In a dramatic shift, the Transport Workers Union of America Local 250-A joined the citywide battle against Muni fare hikes and service cuts. The union, which represents the City’s Muni drivers, agreed to fight alongside a broad coalition of low-income families, environmentalists, seniors, youth, religious and homeless people to stop the Municipal Transportation Authority’s (MTA) current proposal to eliminate lines and raise fares in order to close their current $57 million budget gap.
The announcement, to be made today at a 1:30 rally on the steps of City Hall, comes near the end of a long and contentious battle with the MTA over their 2005-06 budget. Despite pleas throughout the process from both riders and drivers to balance their deficit on those most able to afford it, MTA Executive Director Michael Burns has consistently pushed for fee hikes and service cuts. The alliance between Muni riders and drivers represents a joining of forces that will be far more difficult for public officials to ignore.
This alliance was made formal when Local 250-A announced they were joining the Coalition for Transit Justice. This coalition includes more than 25 non-profits and community organizations as well as a growing number of Muni riders who have declared public transportation a human right and who have fought steadfastly against fee hikes and service cuts.
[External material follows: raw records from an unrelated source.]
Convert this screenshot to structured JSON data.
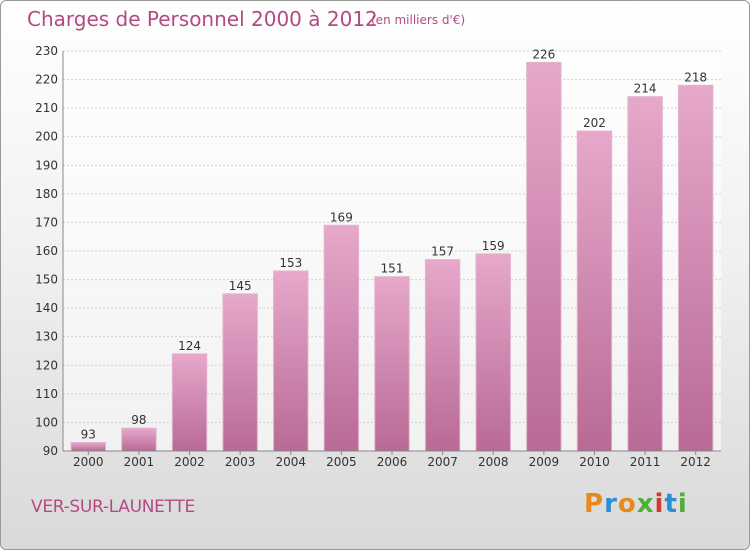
{
  "chart_data": {
    "type": "bar",
    "title": "Charges de Personnel 2000 à 2012",
    "subtitle": "(en milliers d'€)",
    "categories": [
      "2000",
      "2001",
      "2002",
      "2003",
      "2004",
      "2005",
      "2006",
      "2007",
      "2008",
      "2009",
      "2010",
      "2011",
      "2012"
    ],
    "values": [
      93,
      98,
      124,
      145,
      153,
      169,
      151,
      157,
      159,
      226,
      202,
      214,
      218
    ],
    "ylim": [
      90,
      230
    ],
    "yticks": [
      90,
      100,
      110,
      120,
      130,
      140,
      150,
      160,
      170,
      180,
      190,
      200,
      210,
      220,
      230
    ],
    "grid": true,
    "bar_color": "#c9709f",
    "bar_color_light": "#e6a8cb",
    "title_color": "#b44a82"
  },
  "commune": "VER-SUR-LAUNETTE",
  "brand": {
    "letters": [
      "P",
      "r",
      "o",
      "x",
      "i",
      "t",
      "i"
    ]
  }
}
Despite a City Charter mandate to actively seek new sources of revenue, Burns and the MTA has not done so, even after being presented with a variety of possibilities for raising funds. Various options to tax downtown interests in particular have been presented to Burns, but not investigated by the MTA. Instead, Burns provided five budget proposals at a public hearing last week, only one of which Burns deemed “realistic” – a plan that would include service cuts and fare hikes, thus balancing the budget on the backs of the poor.
The MTA will vote on a Burns’ proposals this Monday at 2 p.m. at City Hall. Activists have announced plans to turn out large numbers of Muni riders to protest the fee hikes and service cuts that many believe the MTA will likely push through. Members of the Muni drivers’ union will join protestors in showing public opposition to this budget proposal.
Once the MTA votes on Burns’ budget proposals, the battle will turn to the Board of Supervisors. Several Supes, including Tom Ammiano, Chris Daly and Ross Mirkarimi have voiced opposition to a fare hike. To vote down the budget presented to the Board by the MTA, eight votes would be required. Board President Aaron Peskin, who also opposes fee hikes, believes seven votes already exist against a budget that includes fare hikes.
In related news, Beyond Chron reported last week that a member of Service Employees International Union (SEIU) 790 publicly declared at a recent MTA hearing that 790 supported fare hikes. Since then, we have learned that the individual was not in fact representing SEIU’s position. The union is still considering its stance on fee hikes and service cuts.